More changes are coming, giants may tumble only to be replaced by other giants, and the price of the work that typified creative agency life for so long still needs to be reset in a radically different market. But after years, decades even, of being left out of all the important client decisions and uninvited to all the important meetings, creative thinkers and their agencies may at long last find themselves increasingly called to the table—valued for their unique perspectives and the power and potential of their imaginations. If this is where the market is headed, maybe it’s not so bad for the creative industry after all.

NOTE: Business of Creativity illustration by Ben Weeks

See all comments Recent Comments
BrucePhilp

Seeing this handwriting on the wall, I co-founded a firm in 1996 whose mission was to “invent what will replace the advertising agency.” It was commercially successful enough, I guess, but it absolutely failed in its ultimate mission. And one big reason for that failure was the decision to fill the place with people from within the advertising industry. It seems so obvious in hindsight, but to this day very few ‘disruptors’ in this business seem to have the guts to burn the ships. I’d hate to see the task of reinventing the ad agency completed by a bunch of accountants…

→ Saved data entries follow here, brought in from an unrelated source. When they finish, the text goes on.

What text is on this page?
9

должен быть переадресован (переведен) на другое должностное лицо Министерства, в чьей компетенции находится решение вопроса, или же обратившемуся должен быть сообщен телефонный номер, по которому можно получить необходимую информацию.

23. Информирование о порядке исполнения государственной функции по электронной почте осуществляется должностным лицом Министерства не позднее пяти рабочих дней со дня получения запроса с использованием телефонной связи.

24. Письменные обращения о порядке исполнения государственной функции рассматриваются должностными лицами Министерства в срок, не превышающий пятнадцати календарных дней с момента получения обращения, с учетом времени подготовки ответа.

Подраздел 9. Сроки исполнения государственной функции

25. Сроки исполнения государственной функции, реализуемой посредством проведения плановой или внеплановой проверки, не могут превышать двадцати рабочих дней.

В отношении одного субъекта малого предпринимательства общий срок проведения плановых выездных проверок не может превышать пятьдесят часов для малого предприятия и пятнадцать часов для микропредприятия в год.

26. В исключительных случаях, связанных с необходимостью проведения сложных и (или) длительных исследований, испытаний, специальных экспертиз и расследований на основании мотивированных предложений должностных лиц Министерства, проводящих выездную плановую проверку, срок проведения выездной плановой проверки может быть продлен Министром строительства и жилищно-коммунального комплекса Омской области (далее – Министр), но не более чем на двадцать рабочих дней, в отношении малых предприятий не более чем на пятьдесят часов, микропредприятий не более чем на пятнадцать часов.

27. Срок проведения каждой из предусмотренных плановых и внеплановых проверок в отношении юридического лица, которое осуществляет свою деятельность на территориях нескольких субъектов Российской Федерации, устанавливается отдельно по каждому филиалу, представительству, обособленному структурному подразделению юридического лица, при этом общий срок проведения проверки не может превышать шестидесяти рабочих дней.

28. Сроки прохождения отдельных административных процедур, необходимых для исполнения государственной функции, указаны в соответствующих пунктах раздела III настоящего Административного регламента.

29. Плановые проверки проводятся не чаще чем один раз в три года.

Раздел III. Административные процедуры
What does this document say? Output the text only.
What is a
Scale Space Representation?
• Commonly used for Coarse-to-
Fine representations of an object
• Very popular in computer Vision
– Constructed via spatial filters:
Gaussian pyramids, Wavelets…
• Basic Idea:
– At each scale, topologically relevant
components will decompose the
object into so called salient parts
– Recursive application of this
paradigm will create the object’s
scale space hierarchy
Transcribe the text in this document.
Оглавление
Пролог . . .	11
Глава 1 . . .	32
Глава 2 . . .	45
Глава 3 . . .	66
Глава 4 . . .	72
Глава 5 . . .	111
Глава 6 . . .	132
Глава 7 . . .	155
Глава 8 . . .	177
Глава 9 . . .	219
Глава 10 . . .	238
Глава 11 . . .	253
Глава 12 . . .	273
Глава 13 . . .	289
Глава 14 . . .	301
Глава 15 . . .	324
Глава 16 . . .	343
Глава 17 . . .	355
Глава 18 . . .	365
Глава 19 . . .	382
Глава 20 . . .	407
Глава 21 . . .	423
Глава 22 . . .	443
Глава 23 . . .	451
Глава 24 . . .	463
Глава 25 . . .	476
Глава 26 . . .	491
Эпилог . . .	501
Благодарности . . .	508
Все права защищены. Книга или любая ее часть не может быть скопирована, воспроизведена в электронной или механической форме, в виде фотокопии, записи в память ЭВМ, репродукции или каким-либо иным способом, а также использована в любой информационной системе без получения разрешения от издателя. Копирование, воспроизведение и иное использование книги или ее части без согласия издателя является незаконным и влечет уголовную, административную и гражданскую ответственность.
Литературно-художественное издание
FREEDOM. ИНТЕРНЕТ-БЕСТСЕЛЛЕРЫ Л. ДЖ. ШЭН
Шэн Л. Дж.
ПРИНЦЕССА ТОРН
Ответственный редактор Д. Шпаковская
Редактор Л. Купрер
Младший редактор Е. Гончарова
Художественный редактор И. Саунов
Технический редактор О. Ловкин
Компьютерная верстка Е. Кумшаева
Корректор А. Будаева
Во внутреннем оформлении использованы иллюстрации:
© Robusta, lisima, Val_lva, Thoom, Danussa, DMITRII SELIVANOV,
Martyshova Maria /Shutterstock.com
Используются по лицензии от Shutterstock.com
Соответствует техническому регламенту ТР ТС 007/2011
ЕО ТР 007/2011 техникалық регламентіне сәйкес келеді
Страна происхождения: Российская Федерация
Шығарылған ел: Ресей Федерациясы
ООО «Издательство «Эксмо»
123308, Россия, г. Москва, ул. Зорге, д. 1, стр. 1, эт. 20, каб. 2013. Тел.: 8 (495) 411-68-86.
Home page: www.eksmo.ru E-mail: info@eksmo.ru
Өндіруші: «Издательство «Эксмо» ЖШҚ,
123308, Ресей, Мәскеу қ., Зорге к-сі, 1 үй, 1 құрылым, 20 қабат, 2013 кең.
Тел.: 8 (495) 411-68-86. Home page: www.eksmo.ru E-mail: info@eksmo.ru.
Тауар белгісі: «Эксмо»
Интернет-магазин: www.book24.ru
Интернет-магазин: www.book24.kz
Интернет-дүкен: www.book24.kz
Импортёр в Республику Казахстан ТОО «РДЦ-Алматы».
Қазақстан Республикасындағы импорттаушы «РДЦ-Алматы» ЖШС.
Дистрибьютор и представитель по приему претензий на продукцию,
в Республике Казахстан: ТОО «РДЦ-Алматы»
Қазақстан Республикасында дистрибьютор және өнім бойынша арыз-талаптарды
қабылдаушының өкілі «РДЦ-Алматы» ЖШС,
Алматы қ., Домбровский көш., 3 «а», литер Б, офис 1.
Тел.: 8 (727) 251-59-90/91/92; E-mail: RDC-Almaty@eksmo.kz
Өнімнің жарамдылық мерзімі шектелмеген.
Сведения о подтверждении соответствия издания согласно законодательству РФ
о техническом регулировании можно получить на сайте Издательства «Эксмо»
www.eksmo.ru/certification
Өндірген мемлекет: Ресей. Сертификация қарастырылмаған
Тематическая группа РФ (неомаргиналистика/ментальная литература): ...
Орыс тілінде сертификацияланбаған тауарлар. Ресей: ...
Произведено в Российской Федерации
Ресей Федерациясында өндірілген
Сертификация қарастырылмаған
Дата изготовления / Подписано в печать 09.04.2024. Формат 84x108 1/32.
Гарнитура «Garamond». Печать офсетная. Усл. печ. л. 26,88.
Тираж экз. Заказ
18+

Monday, July 04 @ 4:35 pm |

TheJackRussellAgency

Hey FCB Clients,

While Susan Credle is “waiting it out” The Jack Russell Agency will be more than happy to help you out.

http://www.jackrussellagency.com

Cheers.

Tuesday, June 28 @ 9:08 am |

ROBERT WYATT

Susan Credle said it best with her “I think we are creating too much stuff” comment. Great creative has always been about quality, not quantity, and this is one of those things that transcends demographic cohorts.

Samsung’s campaign cited here is a good product demonstration and nice localisation of the iPhone campaign still running. I would argue that the execution is more brilliant than the creative idea here.

Hiring Deloitte as your mar com agency might make sense if you are P&G, but not if you are small or not otherwise working with a consultant. What mar com agencies can learn from the consultancies is how to get paid for their value.